The 1950s adaptations provide examples of:

  • Accidental Misnaming: When Gloria compliments Vera on her latest performance in Mary of Scotland, Vera points out that was Helen Hayes.
  • Black Comedy: Beau's death, falling off the Matterhorn while taking Mame's picture.
  • Camera Fiend: Beau shows a few signs of this, given that most of his scenes involve him taking at least one picture.
  • Cordon Bleugh Chef: Doris Upson serves seafood with peanut butter, and her husband prepares overly sweet daiquiris with honey.
  • Foreign Queasine: At one point, Mame serves the Upsons pickled rattlesnake. Though they actually liked it before she told them what it was.
  • Here We Go Again!: The end scene of the 1958 movie has this vibe, with Auntie Mame dramatically declaring her plans to broaden her great-nephew's horizons.

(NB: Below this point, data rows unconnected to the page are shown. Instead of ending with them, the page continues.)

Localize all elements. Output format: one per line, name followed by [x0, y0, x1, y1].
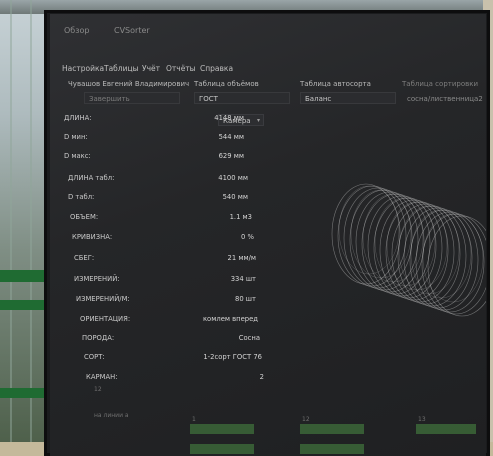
operator-name: Чувашов Евгений Владимирович	[68, 80, 190, 88]
menu-item-help[interactable]: Справка	[200, 64, 233, 73]
param-value: 1-2сорт ГОСТ 76	[203, 353, 262, 361]
param-value: 4100 мм	[218, 174, 248, 182]
param-row-measurements-per-m: ИЗМЕРЕНИЙ/М: 80 шт	[64, 295, 264, 309]
menu-item-reports[interactable]: Отчёты	[166, 64, 196, 73]
volume-table-select[interactable]: ГОСТ	[194, 92, 290, 104]
param-value: комлем вперед	[202, 315, 258, 323]
param-value: 21 мм/м	[227, 254, 256, 262]
pocket-bars: 1 12 13	[50, 414, 486, 454]
param-label: КАРМАН:	[86, 373, 118, 381]
param-row-curvature: КРИВИЗНА: 0 %	[64, 233, 264, 247]
param-row-grade: СОРТ: 1-2сорт ГОСТ 76	[64, 353, 264, 367]
param-row-dmin: D мин: 544 мм	[64, 133, 264, 147]
param-label: ОРИЕНТАЦИЯ:	[80, 315, 131, 323]
param-row-d-table: D табл: 540 мм	[64, 193, 264, 207]
sort-table-label: Таблица сортировки	[402, 80, 479, 88]
param-value: 334 шт	[230, 275, 256, 283]
param-label: КРИВИЗНА:	[72, 233, 113, 241]
param-row-length: ДЛИНА: 4148 мм	[64, 114, 264, 128]
pocket-bar	[416, 424, 476, 434]
finish-shift-button[interactable]: Завершить	[84, 92, 180, 104]
pocket-bar	[300, 444, 364, 454]
menu-item-tables[interactable]: Таблицы	[104, 64, 139, 73]
pocket-bar-label: 13	[418, 416, 426, 423]
param-label: ОБЪЕМ:	[70, 213, 99, 221]
param-row-measurements: ИЗМЕРЕНИЙ: 334 шт	[64, 275, 264, 289]
param-value: 544 мм	[218, 133, 244, 141]
sort-table-select[interactable]: сосна/лиственница2	[402, 92, 486, 104]
param-row-length-table: ДЛИНА табл: 4100 мм	[64, 174, 264, 188]
param-value: 2	[259, 373, 264, 381]
app-screen: Обзор CVSorter Настройка Таблицы Учёт От…	[50, 14, 486, 456]
param-label: D мин:	[64, 133, 88, 141]
menu-item-settings[interactable]: Настройка	[62, 64, 104, 73]
param-value: 4148 мм	[214, 114, 244, 122]
pocket-bar-label: 12	[302, 416, 310, 423]
param-label: СОРТ:	[84, 353, 105, 361]
param-label: ДЛИНА табл:	[68, 174, 115, 182]
param-label: ИЗМЕРЕНИЙ:	[74, 275, 120, 283]
param-value: 80 шт	[235, 295, 256, 303]
volume-table-label: Таблица объёмов	[194, 80, 259, 88]
param-label: ПОРОДА:	[82, 334, 115, 342]
param-label: D табл:	[68, 193, 95, 201]
param-label: ДЛИНА:	[64, 114, 92, 122]
param-label: ИЗМЕРЕНИЙ/М:	[76, 295, 130, 303]
overview-tab[interactable]: Обзор	[64, 26, 89, 35]
autosort-table-label: Таблица автосорта	[300, 80, 371, 88]
param-row-taper: СБЕГ: 21 мм/м	[64, 254, 264, 268]
menu-item-accounting[interactable]: Учёт	[142, 64, 160, 73]
param-label: СБЕГ:	[74, 254, 95, 262]
log-scan-wireframe	[331, 183, 486, 317]
param-row-volume: ОБЪЕМ: 1.1 м3	[64, 213, 264, 227]
param-row-dmax: D макс: 629 мм	[64, 152, 264, 166]
pocket-bar	[190, 424, 254, 434]
pocket-bar-label: 1	[192, 416, 196, 423]
log-scan-view	[326, 164, 486, 364]
app-title: CVSorter	[114, 26, 150, 35]
param-label: D макс:	[64, 152, 91, 160]
param-value: 0 %	[241, 233, 254, 241]
pocket-bar	[300, 424, 364, 434]
menu-bar: Настройка Таблицы Учёт Отчёты Справка	[50, 62, 486, 76]
pocket-bar	[190, 444, 254, 454]
param-value: 629 мм	[218, 152, 244, 160]
param-row-species: ПОРОДА: Сосна	[64, 334, 264, 348]
param-value: 540 мм	[222, 193, 248, 201]
param-row-orientation: ОРИЕНТАЦИЯ: комлем вперед	[64, 315, 264, 329]
param-value: 1.1 м3	[229, 213, 252, 221]
param-row-pocket: КАРМАН: 2	[64, 373, 264, 387]
title-bar: Обзор CVSorter	[50, 22, 486, 42]
pocket-subvalue: 12	[94, 386, 102, 393]
monitor: Обзор CVSorter Настройка Таблицы Учёт От…	[44, 10, 490, 456]
param-value: Сосна	[238, 334, 260, 342]
autosort-table-select[interactable]: Баланс	[300, 92, 396, 104]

  • Hollywood Costuming: The first film had the characters dressed in styles much closer to then-current ('50s) dress than the '20s and '30s.
  • Idiosyncratic Wipe: The 1958 movie uses stage-like scene transitions. As a scene ends, all the lights fade except for a spotlight which is left on Mame.
  • I Need a Freaking Drink: The reaction of Mame and her friends to Gloria's anecdotes is to grab something strong from the bar. After the ping pong story, Vera even hands Mame a new drink like she was reloading an artillery gun.
  • Jerkass Has a Point: Babcock's right in that a school where one class involves the kids all being naked and apparently re-enacting fish mating probably isn't a suitable place for Patrick... or any child... ever. Mame's pause after Patrick finishes explaining "Fish Family" implies even she wasn't prepared for that response.
  • Order Versus Chaos: A major theme of the movie and the play is the contrast between the chaos represented by Mame and the order represented by Babcock. In the end, Patrick manages to find a happy medium.
  • Politically Incorrect Villain: On top of all their other faults, the Upsons are anti-Semites, to the point of getting outraged at the thought of a shelter for refugee Jewish children being built near their housenote 
  • Pretty in Mink: Several furs are worn, such as Mame loaning Agnes a brown mink wrap, and Gloria Upson wearing a sheared fur jacket in her first scene and later a white mink stole.
  • Pun: The Upsons' property is called Upson Downs (ups and downs).
  • She Cleans Up Nicely: Mame's mousy secretary Agnes Gooch looked rather fetching in the black velvet evening dress Mame has her wear.
  • Sleep Mask: Auntie Mame is wearing one when Patrick bursts into her room to show her his new toy airplane.
  • Southern Gentleman: Beau is a somewhat more open, personal variant.
  • T-Word Euphemism: In the 1958 film.
    "What's that, Auntie Mame?"
    "That's a B, dear. The first letter in a seven-letter word that means your late father."